Google sacked a senior engineering manager lately for his harassing behavior towards colleagues, asalleged by co-workers. The dispute threatens the company's reputation in the academic community and simultaneously may become a catalyst to disrupt government grants, which are in millions of dollars, for artificial intelligence and chips research.
In recent years, employees have been lodging open critiques against the research unit related to personnel complaints handling and publication practices as well.
Nature journal published last June that the AI of Google's research unit is capable of fulfilling a primary role in the chip design process. It is termed as floorplanning and is much faster as well as better than a human expert. The project was led by Anna Goldie and Azalia Mirhoseini scientists.

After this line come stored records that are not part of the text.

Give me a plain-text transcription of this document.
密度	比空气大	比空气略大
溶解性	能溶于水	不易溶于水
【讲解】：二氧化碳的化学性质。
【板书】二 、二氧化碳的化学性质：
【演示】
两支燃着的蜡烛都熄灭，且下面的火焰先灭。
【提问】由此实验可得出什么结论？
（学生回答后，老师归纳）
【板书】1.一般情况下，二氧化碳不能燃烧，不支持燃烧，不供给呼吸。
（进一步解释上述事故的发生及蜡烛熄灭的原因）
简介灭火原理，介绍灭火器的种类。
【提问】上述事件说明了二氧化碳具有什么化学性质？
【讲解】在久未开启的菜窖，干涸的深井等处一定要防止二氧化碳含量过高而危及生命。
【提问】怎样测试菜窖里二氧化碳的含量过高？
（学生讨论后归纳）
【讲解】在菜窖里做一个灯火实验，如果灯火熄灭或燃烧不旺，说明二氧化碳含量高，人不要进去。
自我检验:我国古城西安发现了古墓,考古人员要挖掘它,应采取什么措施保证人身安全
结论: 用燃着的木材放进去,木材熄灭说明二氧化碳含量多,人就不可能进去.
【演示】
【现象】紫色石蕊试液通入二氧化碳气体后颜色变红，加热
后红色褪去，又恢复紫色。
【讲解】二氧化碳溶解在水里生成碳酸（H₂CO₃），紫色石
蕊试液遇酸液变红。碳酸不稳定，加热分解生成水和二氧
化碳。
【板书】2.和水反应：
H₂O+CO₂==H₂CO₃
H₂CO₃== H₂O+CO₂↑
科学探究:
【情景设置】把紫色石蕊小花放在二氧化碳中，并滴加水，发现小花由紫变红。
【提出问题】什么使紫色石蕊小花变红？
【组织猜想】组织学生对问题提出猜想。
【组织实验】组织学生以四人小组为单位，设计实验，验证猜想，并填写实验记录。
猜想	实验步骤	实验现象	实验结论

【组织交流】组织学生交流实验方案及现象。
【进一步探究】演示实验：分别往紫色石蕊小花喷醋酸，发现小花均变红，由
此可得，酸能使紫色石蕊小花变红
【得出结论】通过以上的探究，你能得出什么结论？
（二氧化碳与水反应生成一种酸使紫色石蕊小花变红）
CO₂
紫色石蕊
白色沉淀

However, another report published in a paper this March claims two alternative approaches outperformed the AI. One was better on a proprietary rubric while the other on a test. Google colleagues were anonymously mentioned in it.
Google has not yet commented on the reports and maintained a tight lip after the firing episode of Satrajit Chatterjee, who was the leading driver in the project. It is awaited to understand officially why he was sacked.
Meanwhile, Chatterjee's attorney Laurie Burgess said it was unfortunate that his client was fired as his goal was always to maintain transparency about the scientific work and has urged Google to address the issue in a time period of two years.
Goldie and Mirhoseini are reported to have been harassed for a long by the spread of misinformation about the two. Burgess has denied the allegations and added that his client has never leaked any report to the journal earlier.
Binghamton University associate professor Patrick Madden said he has read the two papers and Nature lacked sufficient comparison points.
Nature said they take all the concerns while publishing papers and are now looking into the matter carefully.